Technology advances like more powerful computers and digital-format archiving have allowed radiologists to do more remote work over the past decade or so, said Dr. Arl Van Moore of the Reston, Va.-based American College of Radiology. He chairs the college's task force on international teleradiology.

Satellites and fiber-optic networks that extend far beyond hospitals allow care providers to send huge data files out for evaluation. Moore said a typical radiology file can be as large as a thousand pictures or JPEGs that the average e-mailer might send over the Internet.

However, Moore has some concern about quality of cyberspace radiologists. He said anyone providing radiology services should be credentialed at the hospital they work for and certified in that hospital's state.

"Your expectation when you go to a hospital is that all those physicians meet some certain specified standard," he said.
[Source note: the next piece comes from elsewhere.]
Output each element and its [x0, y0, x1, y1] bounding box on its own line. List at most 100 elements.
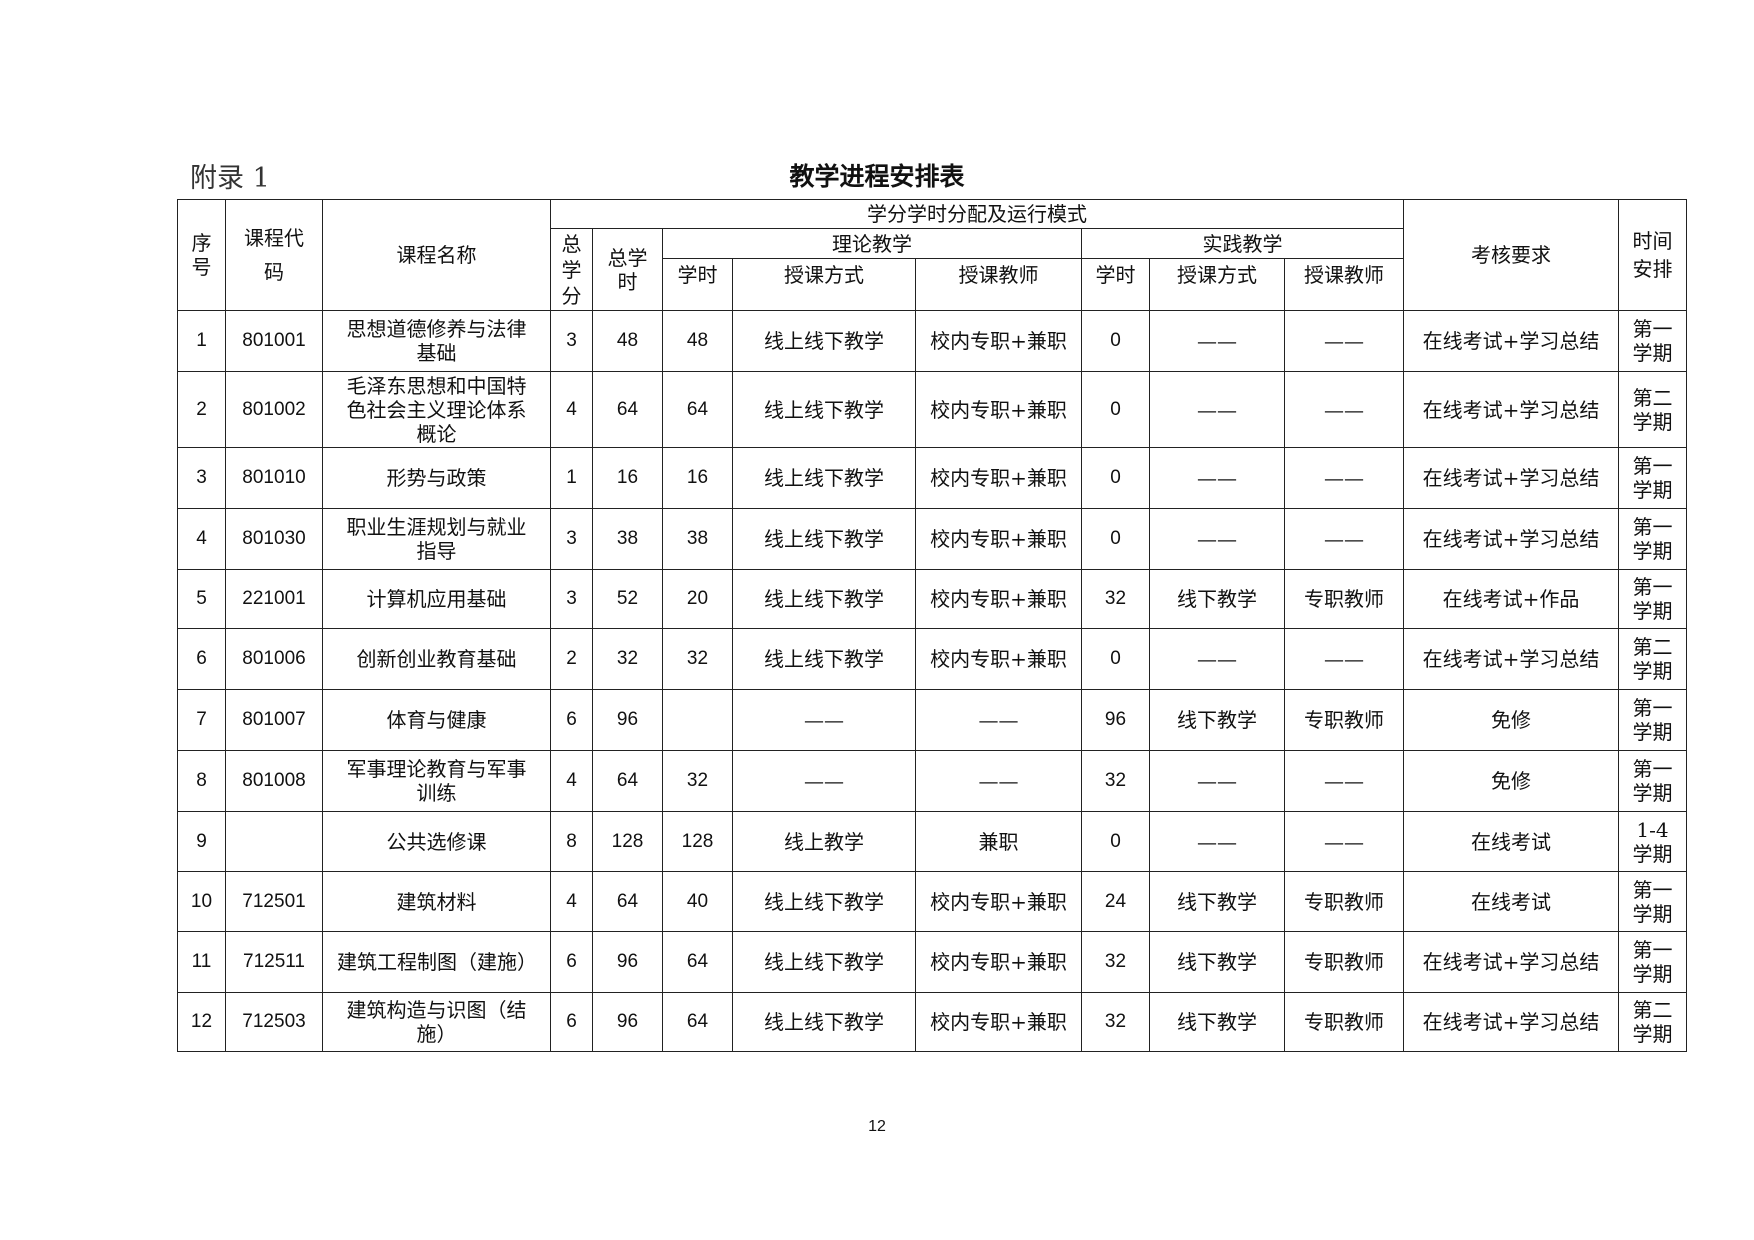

Bailey agrees. Radiologists with licenses to practice in Indiana will handle the subspecialty work for NearMed's clients in that state. If they have state licenses, obtaining hospital credentials "should be straightforward," he said.

Qualifications are less strict for the evening and overnight work. In those cases, the radiologist is charged with giving preliminary, or "wet," reads to an emergency room staff at a hospital, Bailey said. A radiologist licensed in that state then does the follow-up read the next day.

Indiana competition for NearMed includes Northwest Radiology Network in Indianapolis, which provides teleradiology for at least 10 hospitals throughout the state.

Hospitals needed a radiologist on site for proper coverage 10 or 15 years ago, said Jeremy Hough, Northwest Radiology's chief information officer. "It's not necessary anymore," he said.

Northwest Radiology entered teleradiology six years ago, initially working only with St. Vincent Health.

"We're doing it tons more than we were doing it six years ago," Hough said.